Сцены из спектаклей К. Богомолова «Три сестры», «Дракон», «Князь», «Волшебная гора», «Гаргантюа и Пантагрюэль», «Борис Годунов». Сценография Л. Ломакиной. Фото Е. Цветковой
Из театра ушла метафора. Исчезла и метафорическая декорация. Гордятся тем, что стул на сцене стул и больше ничего.
Дмитревская Например, Волкострелов так и говорит: стул на сцене — это стул и ничего больше.
Овэс Пространство популярных сегодня «бродилок» равно само себе: бар бару, улица улице, пустырь пустырю. Декларируют стремление к прямоте, четкости, ясности и однозначности. В профессии художника театра это выражается, на мой взгляд, в приоритете плоскостей. С ними отлично работает петербургский художник В. Фирер. Решает пространство с помощью плоскостей. И в «Гамлете» Ю. Бутусова, и в «Мизантропе» Г. Дитятковского, при всем их внешнем различии.

Сцены из спектаклей К. Богомолова «Три сестры», «Дракон», «Князь», «Волшебная гора», «Гаргантюа и Пантагрюэль», «Борис Годунов». Сценография Л. Ломакиной. Фото Е. Цветковой
Экран — та же плоскость. Если горит экран — вы смотрите на укрупненное изображение на нем. Значит, вы уже воспринимаете театр через плоскость, а не через пространство, и смыслы, рождающиеся в нем, уходят из поля вашего зрения. Меняются и масштабные соотношения. И в 1920-е годы была, как известно, кинофикация театра, но сейчас беда в другом. Я, как жена телевизионного режиссера, знаю, что смена работы оператора стоит от $ 50 до $ 500 — в зависимости от его квалификации. Я не думаю, что на спектаклях работают вообще операторы, скорее всего, это девочки-мальчики-артисты. Поэтому мало того, что исчезает пространство, — исчезает композиция. Безграмотно построенный или вообще не построенный кадр — одна беда. Есть и другая: сценический свет не учитывает необходимость съемочного света. Все эти новые процессы нуждаются в шлифовке и корректировке. То, что в большинстве своем имеется в театре, под названием онлайн съемка, — крайне непрофессионально. Есть еще одна проблема, которую высвечивают для меня те же «Три сестры» Богомолова. Техника актера в театре и в кино — это совершенно разные вещи. В «Трех сестрах» крупно можно показывать только Дарью Мороз. Остальных экран убивает. Это ошибка режиссера. Вины актеров тут нет никакой.
Дмитревская В «Юбилее ювелира» в том же зале фантастически держали крупный план Табаков и особенно — Тенякова. А в «Чуке и Геке» — Белинская.
Овэс А Семак — нет. Они просто загубили его, дав лицо укрупненно.

Сцены из спектаклей К. Богомолова «Три сестры», «Дракон», «Князь», «Волшебная гора», «Гаргантюа и Пантагрюэль», «Борис Годунов». Сценография Л. Ломакиной.
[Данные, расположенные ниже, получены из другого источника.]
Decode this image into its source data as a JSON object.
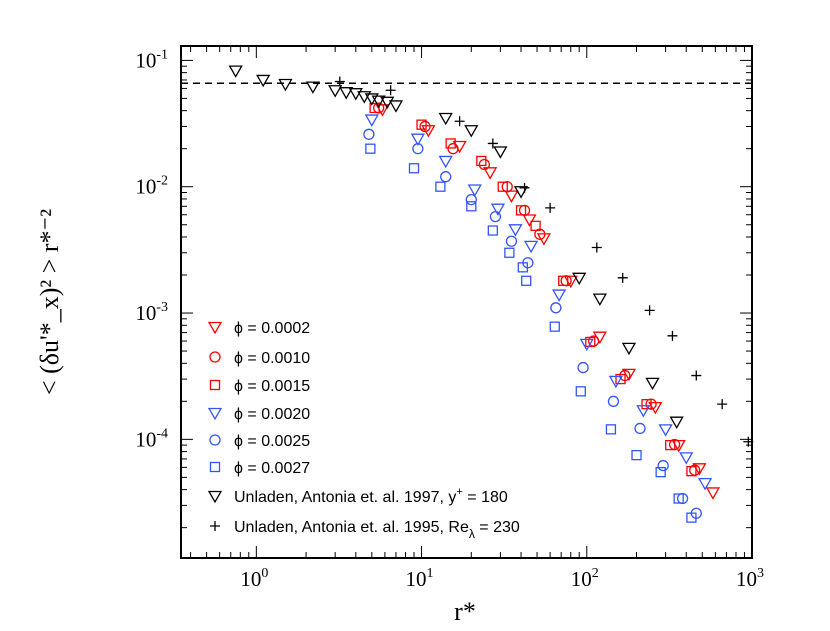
{
  "chart_data": {
    "type": "scatter",
    "xscale": "log",
    "yscale": "log",
    "xlim": [
      0.35,
      1000
    ],
    "ylim": [
      1.15e-05,
      0.13
    ],
    "xlabel": "r*",
    "ylabel": "< (δu'*_x)² > r*⁻²",
    "x_ticks": [
      {
        "base": "10",
        "exp": "0",
        "value": 1
      },
      {
        "base": "10",
        "exp": "1",
        "value": 10
      },
      {
        "base": "10",
        "exp": "2",
        "value": 100
      },
      {
        "base": "10",
        "exp": "3",
        "value": 1000
      }
    ],
    "y_ticks": [
      {
        "base": "10",
        "exp": "-4",
        "value": 0.0001
      },
      {
        "base": "10",
        "exp": "-3",
        "value": 0.001
      },
      {
        "base": "10",
        "exp": "-2",
        "value": 0.01
      },
      {
        "base": "10",
        "exp": "-1",
        "value": 0.1
      }
    ],
    "reference_line": {
      "style": "dashed",
      "y": 0.066
    },
    "legend_position": "lower-left",
    "series": [
      {
        "name": "ϕ = 0.0002",
        "color": "#ff0000",
        "marker": "triangle-down",
        "x": [
          5.8,
          11,
          17,
          26,
          35,
          45,
          55,
          80,
          120,
          180,
          260,
          360,
          480,
          580
        ],
        "y": [
          0.041,
          0.028,
          0.021,
          0.013,
          0.0085,
          0.0055,
          0.0039,
          0.0018,
          0.00065,
          0.00033,
          0.00018,
          9e-05,
          5.9e-05,
          3.8e-05
        ]
      },
      {
        "name": "ϕ = 0.0010",
        "color": "#ff0000",
        "marker": "circle",
        "x": [
          5.5,
          10.5,
          15.5,
          24,
          33,
          42,
          52,
          75,
          110,
          170,
          245,
          340,
          450
        ],
        "y": [
          0.042,
          0.03,
          0.02,
          0.015,
          0.01,
          0.0065,
          0.0042,
          0.0018,
          0.0006,
          0.00032,
          0.00019,
          9.1e-05,
          5.7e-05
        ]
      },
      {
        "name": "ϕ = 0.0015",
        "color": "#ff0000",
        "marker": "square",
        "x": [
          5.2,
          10,
          15,
          23,
          31,
          40,
          49,
          72,
          105,
          160,
          230,
          320,
          430
        ],
        "y": [
          0.042,
          0.031,
          0.022,
          0.016,
          0.01,
          0.0065,
          0.0049,
          0.0018,
          0.00059,
          0.0003,
          0.00019,
          9e-05,
          5.6e-05
        ]
      },
      {
        "name": "ϕ = 0.0020",
        "color": "#3355ff",
        "marker": "triangle-down",
        "x": [
          5,
          9.5,
          14,
          21,
          29,
          37,
          46,
          68,
          100,
          150,
          220,
          300,
          400,
          520
        ],
        "y": [
          0.034,
          0.024,
          0.016,
          0.0095,
          0.0067,
          0.0046,
          0.0034,
          0.0014,
          0.00057,
          0.00029,
          0.00017,
          0.00012,
          7.2e-05,
          4.5e-05
        ]
      },
      {
        "name": "ϕ = 0.0025",
        "color": "#3355ff",
        "marker": "circle",
        "x": [
          4.8,
          9.5,
          14,
          20,
          28,
          35,
          44,
          65,
          95,
          145,
          210,
          290,
          380,
          460
        ],
        "y": [
          0.026,
          0.02,
          0.012,
          0.0079,
          0.0058,
          0.0037,
          0.0025,
          0.0011,
          0.00037,
          0.0002,
          0.000122,
          6.2e-05,
          3.4e-05,
          2.6e-05
        ]
      },
      {
        "name": "ϕ = 0.0027",
        "color": "#3355ff",
        "marker": "square",
        "x": [
          4.9,
          9,
          13,
          20,
          27,
          34,
          41,
          43,
          64,
          92,
          140,
          200,
          280,
          360,
          430
        ],
        "y": [
          0.02,
          0.014,
          0.01,
          0.007,
          0.0045,
          0.003,
          0.0023,
          0.0018,
          0.00078,
          0.00024,
          0.00012,
          7.5e-05,
          5.5e-05,
          3.4e-05,
          2.4e-05
        ]
      },
      {
        "name": "Unladen, Antonia et. al. 1997, y",
        "sup": "+",
        "tail": " = 180",
        "color": "#000000",
        "marker": "triangle-down",
        "x": [
          0.75,
          1.1,
          1.5,
          2.2,
          3,
          3.5,
          4,
          4.5,
          5,
          5.5,
          6.2,
          7,
          14,
          20,
          30,
          40,
          90,
          120,
          180,
          250,
          350
        ],
        "y": [
          0.083,
          0.07,
          0.065,
          0.062,
          0.058,
          0.056,
          0.055,
          0.052,
          0.05,
          0.048,
          0.047,
          0.044,
          0.035,
          0.028,
          0.019,
          0.0092,
          0.0019,
          0.0013,
          0.00053,
          0.00028,
          0.000138
        ]
      },
      {
        "name": "Unladen, Antonia et. al. 1995,  Re",
        "sub": "λ",
        "tail": " = 230",
        "color": "#000000",
        "marker": "plus",
        "x": [
          3.2,
          6.5,
          17,
          27,
          42,
          60,
          115,
          165,
          240,
          330,
          460,
          660,
          950
        ],
        "y": [
          0.068,
          0.058,
          0.033,
          0.022,
          0.0098,
          0.0068,
          0.0033,
          0.0019,
          0.00105,
          0.00066,
          0.00032,
          0.00019,
          9.57e-05
        ]
      }
    ]
  }
}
Фото Е. Цветковой
Дмитревская Люба, но уже лет… дцать назад, когда я видела в Фольксбюне «Мастера и Маргариту» Касторфа, — все смотрели только на экран, актеры были задавлены совершенно, даже такой гений, как Вуттке.
Овэс При этом два года назад на международной выставке в Тайване я видела спектакль, какую-то романтическую историю: он и она ехали на велосипедах, а по периметру зала внутри которого сидели и зрители, шла видеопанорама города, и они уже ехали там. Даже без языка я понимала смыслы этого удвоения… На малой сцене РАМТа идет спектакль режиссера Алексея Золотовицкого «Самая легкая лодка в мире». Зрители сидят рядом с действующими актерами, вокруг — лес, озеро, разные пейзажи, и это погружает в атмосферу охоты, на которую приехал герой. Это я понимаю. Конечно, все зависит от меры одаренности создателей спектакля и оправданности примененного приема.
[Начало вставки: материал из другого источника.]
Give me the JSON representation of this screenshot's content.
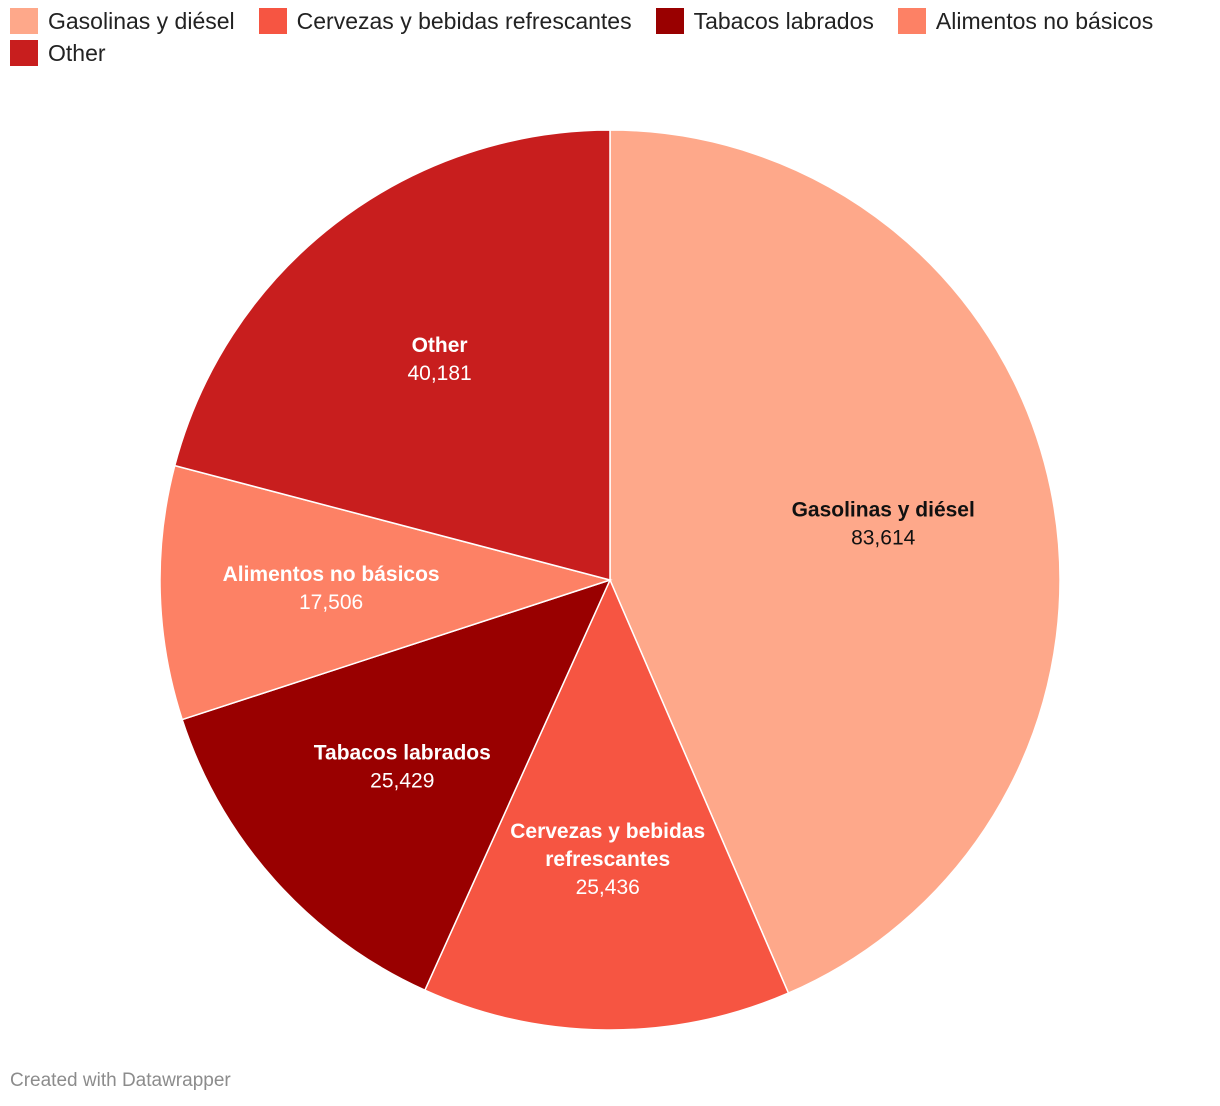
{
  "chart_data": {
    "type": "pie",
    "slices": [
      {
        "name": "Gasolinas y diésel",
        "label_lines": [
          "Gasolinas y diésel"
        ],
        "value": 83614,
        "value_label": "83,614",
        "color": "#fea88a",
        "text_color": "#111111"
      },
      {
        "name": "Cervezas y bebidas refrescantes",
        "label_lines": [
          "Cervezas y bebidas",
          "refrescantes"
        ],
        "value": 25436,
        "value_label": "25,436",
        "color": "#f65542",
        "text_color": "#ffffff"
      },
      {
        "name": "Tabacos labrados",
        "label_lines": [
          "Tabacos labrados"
        ],
        "value": 25429,
        "value_label": "25,429",
        "color": "#990000",
        "text_color": "#ffffff"
      },
      {
        "name": "Alimentos no básicos",
        "label_lines": [
          "Alimentos no básicos"
        ],
        "value": 17506,
        "value_label": "17,506",
        "color": "#fd8165",
        "text_color": "#ffffff"
      },
      {
        "name": "Other",
        "label_lines": [
          "Other"
        ],
        "value": 40181,
        "value_label": "40,181",
        "color": "#c81e1e",
        "text_color": "#ffffff"
      }
    ],
    "legend_position": "top-left",
    "start": "12 o'clock",
    "direction": "clockwise"
  },
  "footer": {
    "credit": "Created with Datawrapper"
  }
}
Сцены из спектаклей К. Богомолова «Три сестры», «Дракон», «Князь», «Волшебная гора», «Гаргантюа и Пантагрюэль», «Борис Годунов». Сценография Л. Ломакиной. Фото Е. Цветковой
Дмитревская Вернемся к пространству.
Овэс Да, оно перестало быть не просто осмысленным, оно перестало быть материалом театра. Режиссеры и художники с ним не работают, они просто используют его — как использовали в ХIХ веке: коробка, в которую надо вписаться. Благодаря Адольфу Аппиа и Гордону Крэгу к началу ХХ века пространство стало восприниматься материалом театра. Это был отрыв от литературности и живописной иллюзорности, и это была хорошая отправная точка для самодостаточности театра, его независимого нутряного развития. Сейчас, мне кажется, идет движение в обратном направлении и приобретенное тогда театром им же теряется. С одной стороны, сценические действия выплеснулись в альтернативные пространства — и в этом нет ничего нового. Большую часть своего существования театр и находился вне коробки, окончательно замкнувшись в ней лишь к XVII веку. Естественно, он рвется за ее пределы.
Пресловутая интерактивность современного театра тоже никакая не новость. В Древнем Риме в спектакле «Пожар» по пьесе Афрания поджигали дом, в котором были настоящие ковры, статуи, роскошное убранство, — и плебеи-зрители вламывались на арену, чтобы вытащить из пожара ценности, а патриции сидели и получали двойное удовольствие от театра в театре: плебей выдирал из рук актера какую-то вазу, на ком-то из них загоралась одежда…
Дмитревская Барбой разделял зрелище и театр.
Овэс Я в этом не уверена. Первые сценические подмостки обнаружены еще до Троянской войны, и, как ты догадываешься, там никакого драматического содержания не было, это были маленькие подмостки, на которых человек мог демонстрировать подвижность своего тела (видимо, там давали представления, из которых потом вышло наше эстрадно-цирковое искусство). Но это уже было действие, зрелище, и оно оперировало определенным пространством. И значит — это уже театр.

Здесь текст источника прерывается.